Databricks: Architecting our way out of the container hype cycle

This is a Q&A features David Meyer in his role as SVP of products at Databricks – a data lakehouse provider.

Computer Weekly: What do enterprises need to think about when it comes to architecting, developing, deploying and maintaining software containers?  

David Meyer: Firstly, every business needs to focus on the overall outcome they want to achieve. Figure that out and then decide whether or not a microservice is better for you than a monolith. If you have a unit of work that you need to scale out on a lot of machines… then put it in a container, but don’t just follow the hype.

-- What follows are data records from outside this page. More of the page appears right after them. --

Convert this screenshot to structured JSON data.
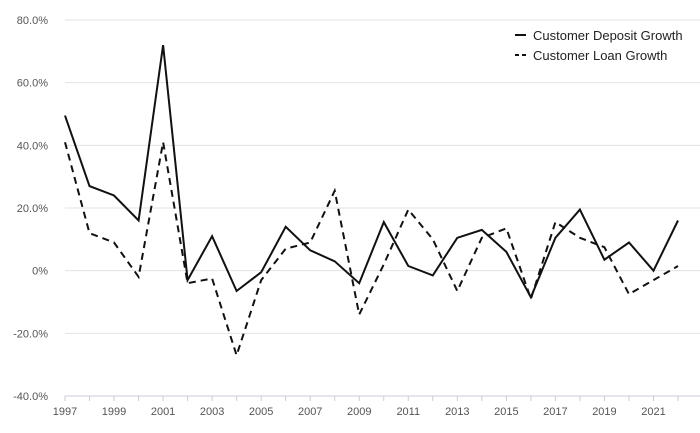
{
  "chart_data": {
    "type": "line",
    "title": "",
    "xlabel": "",
    "ylabel": "",
    "x": [
      1997,
      1998,
      1999,
      2000,
      2001,
      2002,
      2003,
      2004,
      2005,
      2006,
      2007,
      2008,
      2009,
      2010,
      2011,
      2012,
      2013,
      2014,
      2015,
      2016,
      2017,
      2018,
      2019,
      2020,
      2021,
      2022
    ],
    "x_tick_labels": [
      "1997",
      "1999",
      "2001",
      "2003",
      "2005",
      "2007",
      "2009",
      "2011",
      "2013",
      "2015",
      "2017",
      "2019",
      "2021"
    ],
    "y_tick_labels": [
      "80.0%",
      "60.0%",
      "40.0%",
      "20.0%",
      "0%",
      "-20.0%",
      "-40.0%"
    ],
    "y_ticks": [
      80,
      60,
      40,
      20,
      0,
      -20,
      -40
    ],
    "ylim": [
      -40,
      80
    ],
    "xlim": [
      1997,
      2022
    ],
    "grid": "horizontal",
    "legend_position": "top-right",
    "series": [
      {
        "name": "Customer Deposit Growth",
        "style": "solid",
        "color": "#111111",
        "values": [
          49.5,
          27,
          24,
          16,
          72,
          -3,
          11,
          -6.5,
          -0.5,
          14,
          6.5,
          3,
          -4,
          15.5,
          1.5,
          -1.5,
          10.5,
          13,
          6,
          -8.5,
          10.5,
          19.5,
          3.5,
          9,
          0,
          16
        ]
      },
      {
        "name": "Customer Loan Growth",
        "style": "dashed",
        "color": "#111111",
        "values": [
          41,
          12,
          9,
          -2,
          41,
          -4,
          -2.5,
          -27,
          -3,
          7,
          9,
          25.5,
          -14,
          2,
          19.5,
          10,
          -6.5,
          10.5,
          13.5,
          -9,
          15.5,
          10.5,
          7.5,
          -7.5,
          -3,
          1.5
        ]
      }
    ]
  }
}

Many tend to think microservices are better than monolith architecture but that’s not necessarily true, it all depends on what you’re trying to achieve. Software is complicated, and containers don’t necessarily simplify the system design. If you’re choosing to wrap your system in a container, make sure the pros outweigh the cons for your organisation. 

CW: Some say that containers will never easily fit legacy architecture systems that fail to exhibit a natural affinity (and support) for API connections. Container ecosystems live and breathe the API dream, so connecting legacy non-API-compliant systems to them will always be tough – right?  

DW: That’s right! Let’s break it down. All containers have an API, the software within the container has a way to interact with it and these two need to be compatible within your system design for containers to make sense… and that’s tough. 

CW: Where the above exists, enterprise organisations may be forced into a predicament where they are running containers, but forced to create parallel systems at some level to work with older legacy systems that can’t be migrated successfully to run alongside cloud-native technologies – right?  

DW: That’s not necessarily a predicament – every enterprise is heterogeneous… and they need to use containers only when it makes sense for them. In the container hype cycle, the world was led to believe that containers made software development easy. While they make some things easy, they lead to other complexities.

For example, how to re-architect entire systems which are in production within containers. Every SaaS company that runs workloads at scale will operate with containers because it’s easier. If you’re a developer working on your own project, one that does not need scaling, it might just be more complex to use containers. There are benefits at scale, but ask yourself if you need to do it. 

CW: Containers are not some golden passport to web-scale scalability and infinite elasticity after all… we’ll just leave that comment there for dramatic effect – right?  

Databricks’s Meyer: Not all monoliths are monolithically bad – get to know the micro from the macro.

DW: Containers don’t make you scale. If you’re scaling, then containers make that process easier – look at what suits your business more broadly. 

CW: At the end of the day, surely we also need to realise that we can’t get away from the fact that container development, management & monitoring, augmentation & enhancement… leading to eventual retirement (or repurposing) is a tough job and not every firm will have the right skills in place in-house to perform these tasks. Should we all have gone to container university (aka containiversity) first? 

DW: Containers are about efficiency, re-use and convention, but we shouldn’t conflate that with ‘it’s simple to run these systems at scale’ because it’s actually very hard. Instead of thinking of how to run your own containers at scale, think of how to encapsulate your work in the containers and use vendors that can run it at scale.

You should create a vendor ecosystem that’s integrated, where vendors can provide containers-based architectures. 

Then, send someone in your enterprise to container university to learn the tricks of the trade, and, make sure your vendors have a degree from container university before you engage them.